»J'ai enfin fait valoir près de lord Palmerston une considération qui, pour un ministre anglais, est toujours d'un très grand poids, c'est celle du côté constitutionnel de la question qui nous occupe; j'ai pu lui dire à ce sujet qu'une médiation établie seulement par deux pays soumis à des gouvernements constitutionnels trouverait une approbation plus générale dans le parlement anglais et dans les Chambres françaises, que si on voyait la Russie y prendre part. Cette considération a fait assez d'impression sur lord Palmerston pour qu'il ait cru devoir revenir sur la décision prise dans le conseil de cabinet, et, comme ici tout finit par se résoudre en questions parlementaires, il est probable que c'est par la considération que je viens d'indiquer, que le cabinet anglais a été amené à changer sa première détermination.

»Mais si on est décidé sur la médiation en elle-même, on n'a pu encore arrêter, ni la forme de cette médiation, ni la marche qu'on suivra. Depuis trois jours on renvoie ces questions au lendemain, et comme j'avais l'honneur de vous le dire au commencement de cette dépêche, mes démarches n'ont pu, jusqu'à présent, amener aucun résultat. Je suis porté à croire que les dernières nouvelles de Constantinople, qui annoncent que le sultan s'est décidé à traiter avec le pacha d'Égypte, augmenteront les hésitations des ministres; et il se pourrait bien qu'on finît par ne prendre aucune résolution.

»Quoi qu'il en soit, monsieur le duc, il me semble que le gouvernement du roi s'est très bien placé, et qu'il a fait tout ce qu'on pouvait attendre de lui dans une circonstance où la Russie était déjà engagée, et où l'Autriche refusait d'entrer dans une médiation...»
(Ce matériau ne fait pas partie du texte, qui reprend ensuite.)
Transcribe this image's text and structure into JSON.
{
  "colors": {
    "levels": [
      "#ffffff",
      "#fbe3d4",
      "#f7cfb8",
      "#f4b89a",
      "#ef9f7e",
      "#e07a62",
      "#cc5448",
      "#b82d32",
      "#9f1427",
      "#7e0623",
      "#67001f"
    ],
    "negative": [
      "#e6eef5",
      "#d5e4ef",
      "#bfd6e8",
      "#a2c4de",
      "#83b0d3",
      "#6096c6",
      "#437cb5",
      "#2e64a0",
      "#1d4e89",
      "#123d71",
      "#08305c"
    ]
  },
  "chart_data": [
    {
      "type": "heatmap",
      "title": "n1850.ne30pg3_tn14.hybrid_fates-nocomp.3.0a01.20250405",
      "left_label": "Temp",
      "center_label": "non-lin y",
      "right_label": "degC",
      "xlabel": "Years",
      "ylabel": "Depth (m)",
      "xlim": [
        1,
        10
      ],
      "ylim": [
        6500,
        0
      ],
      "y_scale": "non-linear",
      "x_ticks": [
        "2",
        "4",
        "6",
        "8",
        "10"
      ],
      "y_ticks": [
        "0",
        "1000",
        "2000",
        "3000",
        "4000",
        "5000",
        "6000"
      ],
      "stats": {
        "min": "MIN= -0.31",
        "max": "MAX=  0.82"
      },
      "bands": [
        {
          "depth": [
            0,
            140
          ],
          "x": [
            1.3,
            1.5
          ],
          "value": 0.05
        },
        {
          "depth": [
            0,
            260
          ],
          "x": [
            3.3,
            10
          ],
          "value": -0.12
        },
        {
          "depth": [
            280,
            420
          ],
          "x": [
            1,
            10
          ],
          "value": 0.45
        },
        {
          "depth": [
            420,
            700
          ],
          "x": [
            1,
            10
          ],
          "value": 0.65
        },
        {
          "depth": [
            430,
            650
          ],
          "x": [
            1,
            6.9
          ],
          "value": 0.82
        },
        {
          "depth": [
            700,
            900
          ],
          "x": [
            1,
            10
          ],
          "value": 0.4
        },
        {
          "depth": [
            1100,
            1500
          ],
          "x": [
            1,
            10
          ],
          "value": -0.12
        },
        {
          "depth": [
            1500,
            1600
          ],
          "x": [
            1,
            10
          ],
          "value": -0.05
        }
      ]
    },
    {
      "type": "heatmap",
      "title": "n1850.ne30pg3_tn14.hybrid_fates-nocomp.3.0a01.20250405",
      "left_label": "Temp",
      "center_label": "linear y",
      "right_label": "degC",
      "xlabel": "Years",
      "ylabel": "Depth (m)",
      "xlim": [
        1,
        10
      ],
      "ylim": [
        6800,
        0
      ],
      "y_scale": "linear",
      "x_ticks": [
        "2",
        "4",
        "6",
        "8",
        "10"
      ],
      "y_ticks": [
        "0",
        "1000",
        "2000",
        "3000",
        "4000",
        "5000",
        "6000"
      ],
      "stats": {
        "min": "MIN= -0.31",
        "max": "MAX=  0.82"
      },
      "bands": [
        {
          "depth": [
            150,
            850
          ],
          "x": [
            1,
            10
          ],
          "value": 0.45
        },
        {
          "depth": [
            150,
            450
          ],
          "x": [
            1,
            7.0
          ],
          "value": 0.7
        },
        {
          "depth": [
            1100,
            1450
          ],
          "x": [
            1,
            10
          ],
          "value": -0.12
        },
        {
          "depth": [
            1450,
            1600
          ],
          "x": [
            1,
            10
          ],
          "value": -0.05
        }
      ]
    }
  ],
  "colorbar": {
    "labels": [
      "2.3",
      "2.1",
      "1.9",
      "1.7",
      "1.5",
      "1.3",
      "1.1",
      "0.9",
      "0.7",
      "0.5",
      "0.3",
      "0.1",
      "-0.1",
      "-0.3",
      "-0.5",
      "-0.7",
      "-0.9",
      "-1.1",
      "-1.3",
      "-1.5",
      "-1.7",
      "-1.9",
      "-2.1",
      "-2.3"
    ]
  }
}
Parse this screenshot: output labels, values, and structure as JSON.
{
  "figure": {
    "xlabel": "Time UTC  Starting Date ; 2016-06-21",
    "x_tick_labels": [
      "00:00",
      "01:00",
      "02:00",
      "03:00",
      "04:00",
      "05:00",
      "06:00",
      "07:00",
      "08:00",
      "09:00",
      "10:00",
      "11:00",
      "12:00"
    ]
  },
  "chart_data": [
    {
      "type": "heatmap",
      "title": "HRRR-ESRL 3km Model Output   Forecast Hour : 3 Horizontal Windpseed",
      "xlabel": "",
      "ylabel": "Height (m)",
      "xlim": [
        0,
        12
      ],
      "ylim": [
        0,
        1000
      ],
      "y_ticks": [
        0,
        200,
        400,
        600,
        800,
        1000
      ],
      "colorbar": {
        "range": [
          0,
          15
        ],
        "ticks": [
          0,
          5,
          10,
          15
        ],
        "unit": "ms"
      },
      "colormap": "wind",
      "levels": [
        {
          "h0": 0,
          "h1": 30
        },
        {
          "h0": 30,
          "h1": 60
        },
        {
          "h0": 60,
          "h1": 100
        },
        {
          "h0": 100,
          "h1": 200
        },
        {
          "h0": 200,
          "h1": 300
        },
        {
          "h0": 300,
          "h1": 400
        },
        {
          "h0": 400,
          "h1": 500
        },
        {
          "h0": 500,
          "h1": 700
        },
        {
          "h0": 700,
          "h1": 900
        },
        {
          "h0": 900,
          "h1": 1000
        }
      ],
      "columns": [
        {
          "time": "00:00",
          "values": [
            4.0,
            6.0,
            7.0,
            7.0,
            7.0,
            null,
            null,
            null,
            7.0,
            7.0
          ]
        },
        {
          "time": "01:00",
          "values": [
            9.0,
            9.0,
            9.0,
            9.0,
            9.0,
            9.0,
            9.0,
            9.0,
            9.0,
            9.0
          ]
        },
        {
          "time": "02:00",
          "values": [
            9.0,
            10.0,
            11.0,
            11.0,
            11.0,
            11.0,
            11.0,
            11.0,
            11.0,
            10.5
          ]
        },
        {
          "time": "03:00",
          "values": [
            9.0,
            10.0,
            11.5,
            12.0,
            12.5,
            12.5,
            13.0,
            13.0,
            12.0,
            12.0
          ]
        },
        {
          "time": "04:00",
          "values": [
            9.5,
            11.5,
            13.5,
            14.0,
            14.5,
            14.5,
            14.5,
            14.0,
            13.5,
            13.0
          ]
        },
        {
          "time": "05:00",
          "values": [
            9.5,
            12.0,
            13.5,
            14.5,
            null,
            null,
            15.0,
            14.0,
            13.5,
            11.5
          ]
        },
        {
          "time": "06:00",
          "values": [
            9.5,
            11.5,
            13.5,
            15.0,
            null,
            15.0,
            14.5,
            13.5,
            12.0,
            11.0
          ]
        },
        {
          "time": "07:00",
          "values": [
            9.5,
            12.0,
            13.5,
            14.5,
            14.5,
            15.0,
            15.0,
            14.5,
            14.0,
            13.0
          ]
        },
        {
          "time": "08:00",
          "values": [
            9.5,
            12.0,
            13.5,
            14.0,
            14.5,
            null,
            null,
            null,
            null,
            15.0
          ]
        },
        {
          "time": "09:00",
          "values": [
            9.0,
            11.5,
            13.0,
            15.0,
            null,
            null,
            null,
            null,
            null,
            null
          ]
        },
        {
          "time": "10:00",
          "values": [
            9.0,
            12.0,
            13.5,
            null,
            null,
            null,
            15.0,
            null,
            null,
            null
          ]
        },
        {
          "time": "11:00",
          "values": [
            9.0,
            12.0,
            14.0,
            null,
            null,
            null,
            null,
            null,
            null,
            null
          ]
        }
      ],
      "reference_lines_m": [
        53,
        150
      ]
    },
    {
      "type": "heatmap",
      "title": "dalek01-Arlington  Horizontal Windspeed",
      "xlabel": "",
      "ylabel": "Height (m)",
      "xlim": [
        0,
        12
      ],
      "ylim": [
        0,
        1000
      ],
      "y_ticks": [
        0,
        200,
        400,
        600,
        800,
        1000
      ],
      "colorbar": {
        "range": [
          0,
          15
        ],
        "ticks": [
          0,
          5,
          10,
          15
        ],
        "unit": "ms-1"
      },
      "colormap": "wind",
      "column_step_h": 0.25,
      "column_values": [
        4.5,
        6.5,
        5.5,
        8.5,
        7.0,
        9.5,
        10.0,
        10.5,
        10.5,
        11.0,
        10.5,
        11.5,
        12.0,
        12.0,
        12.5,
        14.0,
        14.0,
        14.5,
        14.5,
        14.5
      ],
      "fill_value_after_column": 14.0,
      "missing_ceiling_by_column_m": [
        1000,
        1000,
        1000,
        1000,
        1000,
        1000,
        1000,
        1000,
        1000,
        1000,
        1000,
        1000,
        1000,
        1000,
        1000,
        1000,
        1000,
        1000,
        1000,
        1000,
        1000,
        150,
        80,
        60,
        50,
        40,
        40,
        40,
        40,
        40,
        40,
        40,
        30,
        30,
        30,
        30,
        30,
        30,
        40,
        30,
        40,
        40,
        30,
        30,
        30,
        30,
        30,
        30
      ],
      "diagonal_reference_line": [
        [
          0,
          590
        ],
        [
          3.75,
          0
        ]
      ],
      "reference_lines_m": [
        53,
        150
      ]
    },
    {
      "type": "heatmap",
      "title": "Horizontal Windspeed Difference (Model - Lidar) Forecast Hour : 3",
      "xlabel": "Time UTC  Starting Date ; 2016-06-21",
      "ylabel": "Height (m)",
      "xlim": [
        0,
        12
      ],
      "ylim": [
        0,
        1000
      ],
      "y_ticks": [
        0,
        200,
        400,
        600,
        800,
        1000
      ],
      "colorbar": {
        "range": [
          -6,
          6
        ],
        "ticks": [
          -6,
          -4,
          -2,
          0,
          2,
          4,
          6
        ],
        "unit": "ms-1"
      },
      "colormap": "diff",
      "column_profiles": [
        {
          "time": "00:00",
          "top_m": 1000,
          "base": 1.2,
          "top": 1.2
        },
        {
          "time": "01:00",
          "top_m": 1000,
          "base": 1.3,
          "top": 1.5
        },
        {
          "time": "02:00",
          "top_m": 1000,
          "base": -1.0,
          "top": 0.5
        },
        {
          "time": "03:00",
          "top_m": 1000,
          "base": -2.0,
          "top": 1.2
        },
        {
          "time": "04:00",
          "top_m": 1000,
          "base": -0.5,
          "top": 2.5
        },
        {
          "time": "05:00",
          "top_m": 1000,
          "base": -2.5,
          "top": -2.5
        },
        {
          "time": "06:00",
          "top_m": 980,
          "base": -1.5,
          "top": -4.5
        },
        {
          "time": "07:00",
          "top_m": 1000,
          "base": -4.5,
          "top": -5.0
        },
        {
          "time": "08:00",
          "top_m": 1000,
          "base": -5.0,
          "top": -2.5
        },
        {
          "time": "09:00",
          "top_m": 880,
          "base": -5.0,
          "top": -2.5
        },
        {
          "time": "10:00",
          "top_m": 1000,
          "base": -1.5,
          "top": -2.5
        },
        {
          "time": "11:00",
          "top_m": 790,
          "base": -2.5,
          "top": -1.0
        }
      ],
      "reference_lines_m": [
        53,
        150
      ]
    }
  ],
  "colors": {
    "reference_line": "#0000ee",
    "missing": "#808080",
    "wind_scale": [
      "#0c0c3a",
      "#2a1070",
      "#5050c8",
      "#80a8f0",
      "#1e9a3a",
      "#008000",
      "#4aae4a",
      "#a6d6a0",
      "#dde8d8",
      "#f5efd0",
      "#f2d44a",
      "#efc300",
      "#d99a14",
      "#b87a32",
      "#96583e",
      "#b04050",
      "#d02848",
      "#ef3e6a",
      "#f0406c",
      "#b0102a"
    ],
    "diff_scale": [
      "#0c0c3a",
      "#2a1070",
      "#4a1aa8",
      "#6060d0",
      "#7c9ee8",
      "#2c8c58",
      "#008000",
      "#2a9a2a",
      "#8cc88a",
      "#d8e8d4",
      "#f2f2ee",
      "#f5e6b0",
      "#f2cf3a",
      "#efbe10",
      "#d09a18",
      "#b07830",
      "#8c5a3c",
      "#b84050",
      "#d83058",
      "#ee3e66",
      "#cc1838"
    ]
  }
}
LE DUC DE BROGLIE AU PRINCE DE TALLEYRAND.

«Paris, le 28 janvier 1833.

Mon prince,

»Avant-hier soir, au milieu d'une grande réunion, le charge d'affaires de Russie, M. de Medem[64], s'approcha de moi et me demanda si je désirais qu'il me donnât connaissance confidentiellement des instructions données au général Mourawieff.

»Je crus ne devoir lui témoigner aucun empressement excessif et je me bornai à lui répondre que j'en serais très reconnaissant.

»Ce matin, il est venu, de lui-même, me réitérer son offre, en m'ajoutant que c'était en grande confidence qu'il me parlait, n'ayant point d'ordres de sa cour. Puis, il a tiré de sa poche, d'abord, une dépêche contenant un exposé des motifs généraux qui déterminent l'empereur Nicolas à l'envoi du général Mourawieff, puis un avertissement, que la communication des instructions données à ce général n'est faite qu'à l'ambassadeur lui-même, qu'il ne doit point en faire part au gouvernement français, avec lequel, est-il dit, les rapports ne sont pas assez confiants pour que l'ambassadeur de Russie doive aller au-devant d'explications.